方法1: リバースプロキシ経由(最も推奨)

[外部] → [Nginx:80/443(root)] → [アプリ:8080(非root)]
  • Nginx/HAProxyなどをrootで起動して80/443を受け取る
  • アプリは非rootで8080などの高いポートで動作
  • 本番環境での事実上の標準

メリット:

  • SSL終端、gzip圧縮、負荷分散をNginxに任せられる
  • アプリコードがシンプルになる
  • セキュリティ上も最も安全(アプリに証明書へのアクセス権を与えない)
  • パフォーマンスが向上(NginxはNode.jsよりSSL/gzip処理が高速)

ソース: Why should I use a Reverse Proxy if Node.js is Production-Ready?

方法2: capabilitiesを付与(限定的な用途)

# バイナリにcapabilityを付与
sudo setcap cap_net_bind_service=+ep /usr/bin/myapp

# 確認
getcap /usr/bin/myapp

用途: 小規模な環境や、リバースプロキシを使えない特殊なケース

方法3: systemdでAmbientCapabilitiesを使用(方法2の改善版)

[Service]
User=appuser
AmbientCapabilities=CAP_NET_BIND_SERVICE
ExecStart=/usr/bin/myapp

用途: systemd環境での非rootユーザー実行

実際の推奨事項

Node.jsは本番環境で動作可能ですが、Node.jsプロセスを直接Webに公開すべきではなく、リバースプロキシの背後に隠すべきです。

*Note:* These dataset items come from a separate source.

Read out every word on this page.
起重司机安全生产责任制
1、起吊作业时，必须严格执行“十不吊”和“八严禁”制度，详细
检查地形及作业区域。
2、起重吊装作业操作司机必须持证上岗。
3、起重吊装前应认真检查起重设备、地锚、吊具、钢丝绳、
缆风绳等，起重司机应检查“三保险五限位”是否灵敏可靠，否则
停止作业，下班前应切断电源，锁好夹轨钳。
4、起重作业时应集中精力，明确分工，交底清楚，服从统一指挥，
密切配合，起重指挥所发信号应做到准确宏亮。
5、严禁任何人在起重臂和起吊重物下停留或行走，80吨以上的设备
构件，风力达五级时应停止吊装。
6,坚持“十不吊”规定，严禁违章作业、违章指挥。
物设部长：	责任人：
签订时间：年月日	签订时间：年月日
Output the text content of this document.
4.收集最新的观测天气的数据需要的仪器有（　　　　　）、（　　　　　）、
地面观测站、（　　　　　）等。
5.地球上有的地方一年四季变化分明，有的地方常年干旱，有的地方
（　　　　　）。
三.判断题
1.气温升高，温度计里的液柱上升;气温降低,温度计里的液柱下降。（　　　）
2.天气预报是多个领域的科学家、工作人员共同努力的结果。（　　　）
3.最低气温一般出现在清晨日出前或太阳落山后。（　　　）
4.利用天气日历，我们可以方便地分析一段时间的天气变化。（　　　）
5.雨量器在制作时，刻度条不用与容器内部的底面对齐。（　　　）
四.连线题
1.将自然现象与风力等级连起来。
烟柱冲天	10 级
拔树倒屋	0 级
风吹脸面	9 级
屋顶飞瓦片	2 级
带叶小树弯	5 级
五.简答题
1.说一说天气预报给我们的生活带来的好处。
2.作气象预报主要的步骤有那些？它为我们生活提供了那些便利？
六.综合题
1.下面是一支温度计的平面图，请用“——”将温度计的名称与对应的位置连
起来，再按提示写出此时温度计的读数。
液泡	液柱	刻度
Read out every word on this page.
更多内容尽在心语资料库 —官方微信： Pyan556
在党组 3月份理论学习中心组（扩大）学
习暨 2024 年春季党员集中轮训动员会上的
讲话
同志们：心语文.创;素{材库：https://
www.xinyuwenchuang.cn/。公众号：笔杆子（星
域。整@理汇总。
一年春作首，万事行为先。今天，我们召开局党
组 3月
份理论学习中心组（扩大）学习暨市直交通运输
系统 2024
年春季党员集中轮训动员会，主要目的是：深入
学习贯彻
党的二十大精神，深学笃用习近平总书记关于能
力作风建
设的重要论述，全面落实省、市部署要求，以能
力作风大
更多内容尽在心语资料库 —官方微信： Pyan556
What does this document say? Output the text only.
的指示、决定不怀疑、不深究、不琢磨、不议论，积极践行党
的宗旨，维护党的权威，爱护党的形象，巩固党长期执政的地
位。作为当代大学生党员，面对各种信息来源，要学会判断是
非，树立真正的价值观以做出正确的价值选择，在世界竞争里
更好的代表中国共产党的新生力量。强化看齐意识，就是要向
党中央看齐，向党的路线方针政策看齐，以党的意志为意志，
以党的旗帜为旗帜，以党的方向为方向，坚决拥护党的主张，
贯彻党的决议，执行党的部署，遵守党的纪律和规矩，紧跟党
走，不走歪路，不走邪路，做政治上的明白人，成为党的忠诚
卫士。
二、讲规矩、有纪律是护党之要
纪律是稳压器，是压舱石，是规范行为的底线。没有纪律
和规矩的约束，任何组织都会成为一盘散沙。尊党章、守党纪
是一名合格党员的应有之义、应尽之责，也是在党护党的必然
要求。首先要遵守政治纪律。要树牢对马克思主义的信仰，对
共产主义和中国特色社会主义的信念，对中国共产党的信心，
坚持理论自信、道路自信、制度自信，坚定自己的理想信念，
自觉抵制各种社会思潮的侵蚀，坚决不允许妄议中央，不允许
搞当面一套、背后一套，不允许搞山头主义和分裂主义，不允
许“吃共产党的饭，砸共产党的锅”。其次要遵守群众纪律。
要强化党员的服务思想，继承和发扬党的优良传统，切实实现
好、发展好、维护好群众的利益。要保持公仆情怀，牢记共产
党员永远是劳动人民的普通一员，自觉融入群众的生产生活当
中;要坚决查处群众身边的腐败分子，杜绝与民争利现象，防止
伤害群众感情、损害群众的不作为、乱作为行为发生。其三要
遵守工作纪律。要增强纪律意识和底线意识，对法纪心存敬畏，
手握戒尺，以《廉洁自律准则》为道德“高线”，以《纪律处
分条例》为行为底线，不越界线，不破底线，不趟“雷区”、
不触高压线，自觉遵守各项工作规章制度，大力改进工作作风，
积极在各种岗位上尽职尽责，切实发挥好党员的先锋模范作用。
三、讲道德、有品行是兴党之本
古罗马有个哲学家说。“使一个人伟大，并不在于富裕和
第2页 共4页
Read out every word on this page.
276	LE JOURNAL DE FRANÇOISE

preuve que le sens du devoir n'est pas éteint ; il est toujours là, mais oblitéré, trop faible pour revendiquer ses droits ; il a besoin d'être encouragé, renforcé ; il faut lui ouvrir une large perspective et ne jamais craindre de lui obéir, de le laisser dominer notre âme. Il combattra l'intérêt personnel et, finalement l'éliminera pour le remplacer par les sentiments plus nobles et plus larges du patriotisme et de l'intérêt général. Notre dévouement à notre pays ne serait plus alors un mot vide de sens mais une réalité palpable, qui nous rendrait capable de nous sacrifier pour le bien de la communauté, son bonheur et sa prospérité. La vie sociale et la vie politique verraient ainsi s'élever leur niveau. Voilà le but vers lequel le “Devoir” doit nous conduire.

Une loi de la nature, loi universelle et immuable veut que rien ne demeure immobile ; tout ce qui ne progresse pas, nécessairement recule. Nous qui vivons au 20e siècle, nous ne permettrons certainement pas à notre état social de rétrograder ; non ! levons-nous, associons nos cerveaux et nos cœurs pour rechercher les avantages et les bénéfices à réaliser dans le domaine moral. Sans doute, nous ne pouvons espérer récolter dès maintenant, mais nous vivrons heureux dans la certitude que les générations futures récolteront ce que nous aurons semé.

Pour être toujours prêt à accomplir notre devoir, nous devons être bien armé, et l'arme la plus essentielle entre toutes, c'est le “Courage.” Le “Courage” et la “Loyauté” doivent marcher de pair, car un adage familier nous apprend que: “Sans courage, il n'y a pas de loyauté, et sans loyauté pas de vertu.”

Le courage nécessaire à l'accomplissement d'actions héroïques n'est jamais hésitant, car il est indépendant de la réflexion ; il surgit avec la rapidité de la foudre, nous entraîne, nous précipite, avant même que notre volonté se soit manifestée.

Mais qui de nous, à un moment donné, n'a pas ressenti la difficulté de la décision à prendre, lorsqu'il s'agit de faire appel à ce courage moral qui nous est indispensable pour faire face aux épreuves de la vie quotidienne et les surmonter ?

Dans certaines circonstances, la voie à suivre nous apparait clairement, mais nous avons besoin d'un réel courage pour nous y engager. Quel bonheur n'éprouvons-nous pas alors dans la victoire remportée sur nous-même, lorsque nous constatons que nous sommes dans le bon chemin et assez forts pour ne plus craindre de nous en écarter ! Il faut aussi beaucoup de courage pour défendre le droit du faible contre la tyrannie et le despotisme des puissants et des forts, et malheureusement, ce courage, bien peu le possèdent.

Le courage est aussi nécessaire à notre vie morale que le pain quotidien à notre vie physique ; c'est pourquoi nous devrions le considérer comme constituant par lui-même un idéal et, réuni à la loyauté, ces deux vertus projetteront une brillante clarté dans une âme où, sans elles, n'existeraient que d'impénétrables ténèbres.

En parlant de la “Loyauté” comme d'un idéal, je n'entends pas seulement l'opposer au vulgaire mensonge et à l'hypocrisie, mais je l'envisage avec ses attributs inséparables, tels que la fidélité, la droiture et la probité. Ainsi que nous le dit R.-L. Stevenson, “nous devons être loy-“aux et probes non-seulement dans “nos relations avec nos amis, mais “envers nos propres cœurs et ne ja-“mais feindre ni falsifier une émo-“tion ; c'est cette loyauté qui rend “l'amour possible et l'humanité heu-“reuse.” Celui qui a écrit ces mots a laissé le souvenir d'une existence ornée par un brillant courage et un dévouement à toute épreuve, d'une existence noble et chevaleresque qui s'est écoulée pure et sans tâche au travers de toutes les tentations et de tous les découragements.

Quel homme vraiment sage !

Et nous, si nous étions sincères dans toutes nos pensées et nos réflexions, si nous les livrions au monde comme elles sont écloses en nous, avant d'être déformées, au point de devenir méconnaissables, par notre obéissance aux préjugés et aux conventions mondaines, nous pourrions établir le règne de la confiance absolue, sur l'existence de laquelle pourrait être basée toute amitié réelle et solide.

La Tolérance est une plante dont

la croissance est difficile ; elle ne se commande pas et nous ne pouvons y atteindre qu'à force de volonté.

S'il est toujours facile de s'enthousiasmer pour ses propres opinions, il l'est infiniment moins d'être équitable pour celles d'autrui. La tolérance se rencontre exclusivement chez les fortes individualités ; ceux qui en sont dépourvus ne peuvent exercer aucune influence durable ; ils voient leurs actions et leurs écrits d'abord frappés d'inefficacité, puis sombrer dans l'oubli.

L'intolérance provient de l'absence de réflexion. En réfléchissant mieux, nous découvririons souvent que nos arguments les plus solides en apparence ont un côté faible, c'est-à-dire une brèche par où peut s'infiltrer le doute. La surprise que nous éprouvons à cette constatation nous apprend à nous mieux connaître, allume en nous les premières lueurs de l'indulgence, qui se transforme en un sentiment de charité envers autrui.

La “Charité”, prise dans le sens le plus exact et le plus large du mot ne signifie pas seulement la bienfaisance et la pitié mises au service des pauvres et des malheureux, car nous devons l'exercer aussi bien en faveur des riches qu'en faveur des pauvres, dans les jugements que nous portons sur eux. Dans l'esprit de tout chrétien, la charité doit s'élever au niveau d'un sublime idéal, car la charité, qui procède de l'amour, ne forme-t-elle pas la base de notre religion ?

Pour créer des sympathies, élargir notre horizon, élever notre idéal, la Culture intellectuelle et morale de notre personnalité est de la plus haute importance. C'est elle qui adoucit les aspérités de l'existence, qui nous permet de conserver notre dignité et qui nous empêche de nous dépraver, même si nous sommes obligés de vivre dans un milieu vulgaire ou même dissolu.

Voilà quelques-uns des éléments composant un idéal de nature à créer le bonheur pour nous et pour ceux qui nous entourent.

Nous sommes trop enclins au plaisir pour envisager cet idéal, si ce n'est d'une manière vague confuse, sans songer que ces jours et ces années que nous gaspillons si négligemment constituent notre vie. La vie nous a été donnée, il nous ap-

理由は以下の通りです:

  1. SSL証明書管理: 証明書をコードベースにチェックインするのは面倒でセキュリティリスクがあり、リバースプロキシでSSL終端を行う方が良い
  2. パフォーマンス: NginxでSSL終端を行うと約16%、gzip圧縮では約50%のスループット向上
  3. コードの簡潔性: アプリはビジネスロジックに集中でき、プロトコルやプロセス管理を忘れられる

つまり、capabilitiesは技術的には可能だが、本番環境ではリバースプロキシが圧倒的に推奨されるというのが正確です。

7. 参考資料・ソース

公式ドキュメント

ポート番号の由来

  • Redisのポート6379の由来:
    • 電話キーパッドで「MERZ」(イタリアの歌手Alessia Merzの名前)を数字に変換したもの。Redis作者antirezと友人の間でのジョーク
  • Node.js/Express.jsのポート3000:
    • 特権ポートを避け、覚えやすく実験しやすい番号として選ばれた
    • Ruby on Railsで普及し、後にNode.jsエコシステムでも広く採用された

8. まとめ

  • 0〜1023番(特権ポート): root権限が必要、重要サービスのなりすまし防止
  • 1024〜65535番(非特権ポート): 一般ユーザーでも自由に使用可能
  • 特権ポート制限の理由: マルチユーザー環境での信頼性担保、なりすまし防止
  • データベース: 非特権ポートを使うため一般ユーザーで起動可能
  • 非root運用: capabilities、systemd、リバースプロキシなどで実現可能

モダンな運用では、アプリケーションは非rootユーザーで動かし、必要に応じてリバースプロキシやcapabilitiesを使うのが基本です。